Food inflation is a global issue. As a relatively small open economy, Canada imports and exports much of its inflation from and to its largest trading partners — the US and the European Union. That set of advanced capitalist countries have had almost identical economic policies for decades and it should not come as a surprise that they experience very similar economic problems.
There are those who look to breaking up the three corporate giants to increase competition and lower food prices. This is a favourite measure of social democrats in the line of Jagmeet Singh to “progressive” economists such as Jim Stanford. Unfortunately, this will not work. The Canadian Federation of Independent Grocers is firmly behind their giant competitors when it comes food inflation. “But the independents are seeing the same supplier increases as the chains,” said the spokesperson for the independent grocers, before committing to Galen Westons’ Grocery Code of Conduct.
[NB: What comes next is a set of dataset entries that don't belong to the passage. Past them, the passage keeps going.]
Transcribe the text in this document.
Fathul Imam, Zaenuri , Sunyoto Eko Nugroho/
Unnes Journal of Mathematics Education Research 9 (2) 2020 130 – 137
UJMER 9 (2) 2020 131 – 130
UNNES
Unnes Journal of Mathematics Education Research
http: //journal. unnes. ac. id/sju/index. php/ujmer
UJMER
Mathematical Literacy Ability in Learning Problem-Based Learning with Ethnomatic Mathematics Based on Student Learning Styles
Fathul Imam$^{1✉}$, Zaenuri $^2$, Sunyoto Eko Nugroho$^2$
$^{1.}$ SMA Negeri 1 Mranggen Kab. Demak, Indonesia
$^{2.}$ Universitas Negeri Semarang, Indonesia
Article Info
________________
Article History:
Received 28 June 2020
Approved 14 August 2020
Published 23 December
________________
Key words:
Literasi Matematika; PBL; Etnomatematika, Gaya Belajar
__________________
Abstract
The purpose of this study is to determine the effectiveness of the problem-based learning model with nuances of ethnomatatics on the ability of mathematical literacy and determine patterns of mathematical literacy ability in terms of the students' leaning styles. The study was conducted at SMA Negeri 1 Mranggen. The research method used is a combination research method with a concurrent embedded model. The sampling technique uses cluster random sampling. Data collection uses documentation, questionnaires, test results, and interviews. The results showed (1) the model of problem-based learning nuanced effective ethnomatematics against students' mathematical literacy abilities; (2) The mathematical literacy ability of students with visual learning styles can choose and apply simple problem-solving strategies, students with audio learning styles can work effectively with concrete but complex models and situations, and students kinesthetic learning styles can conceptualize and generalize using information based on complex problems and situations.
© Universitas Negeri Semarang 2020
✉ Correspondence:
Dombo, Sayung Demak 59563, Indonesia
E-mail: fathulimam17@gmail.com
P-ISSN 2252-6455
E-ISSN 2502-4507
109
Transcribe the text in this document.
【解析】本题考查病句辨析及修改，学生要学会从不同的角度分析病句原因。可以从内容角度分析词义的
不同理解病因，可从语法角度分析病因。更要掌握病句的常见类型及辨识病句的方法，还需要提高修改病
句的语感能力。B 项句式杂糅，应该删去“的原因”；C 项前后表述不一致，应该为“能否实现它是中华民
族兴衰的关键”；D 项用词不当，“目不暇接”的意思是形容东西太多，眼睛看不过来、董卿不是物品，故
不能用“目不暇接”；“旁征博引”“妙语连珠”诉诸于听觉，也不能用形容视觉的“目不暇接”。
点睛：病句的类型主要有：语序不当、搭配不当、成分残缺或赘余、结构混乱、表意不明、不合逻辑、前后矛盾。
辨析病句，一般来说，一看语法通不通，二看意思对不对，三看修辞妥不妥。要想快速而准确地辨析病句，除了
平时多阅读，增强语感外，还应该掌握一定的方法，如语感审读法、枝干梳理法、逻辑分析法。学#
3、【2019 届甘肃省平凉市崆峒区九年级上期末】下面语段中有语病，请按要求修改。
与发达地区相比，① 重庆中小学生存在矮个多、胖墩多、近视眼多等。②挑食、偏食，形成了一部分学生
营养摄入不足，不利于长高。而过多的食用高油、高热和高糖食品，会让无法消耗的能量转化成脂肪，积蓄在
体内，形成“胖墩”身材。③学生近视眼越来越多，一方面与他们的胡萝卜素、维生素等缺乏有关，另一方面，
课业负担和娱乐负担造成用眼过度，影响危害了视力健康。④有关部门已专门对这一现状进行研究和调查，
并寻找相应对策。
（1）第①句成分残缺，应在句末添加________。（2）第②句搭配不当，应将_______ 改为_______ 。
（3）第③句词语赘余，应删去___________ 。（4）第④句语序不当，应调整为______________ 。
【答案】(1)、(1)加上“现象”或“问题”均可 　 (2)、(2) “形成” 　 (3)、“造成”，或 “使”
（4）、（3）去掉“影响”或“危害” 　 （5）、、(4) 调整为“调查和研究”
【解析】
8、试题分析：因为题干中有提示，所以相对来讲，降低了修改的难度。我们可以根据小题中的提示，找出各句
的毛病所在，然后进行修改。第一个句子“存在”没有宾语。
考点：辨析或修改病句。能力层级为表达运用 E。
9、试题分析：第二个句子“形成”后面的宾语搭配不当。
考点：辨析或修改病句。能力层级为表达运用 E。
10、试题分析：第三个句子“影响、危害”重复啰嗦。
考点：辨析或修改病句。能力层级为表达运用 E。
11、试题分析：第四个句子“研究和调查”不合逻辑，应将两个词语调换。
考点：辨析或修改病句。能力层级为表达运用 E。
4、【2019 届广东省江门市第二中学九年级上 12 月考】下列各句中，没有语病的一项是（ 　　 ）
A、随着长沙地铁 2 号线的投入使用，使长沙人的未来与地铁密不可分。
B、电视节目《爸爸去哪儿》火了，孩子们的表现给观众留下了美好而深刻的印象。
Food price inflation is just one of many problems staring the Canadian working class in the face. Rising inequality, the climate catastrophe, and the renewed possibility of nuclear war demand solutions that are not possible within the capitalist system.
What is needed is a mass movement that puts as a top priority human welfare, life with dignity, progress, and the ability to shape our own future.
What is needed is a democratically-planned economic system that prioritizes satisfying each of our many needs.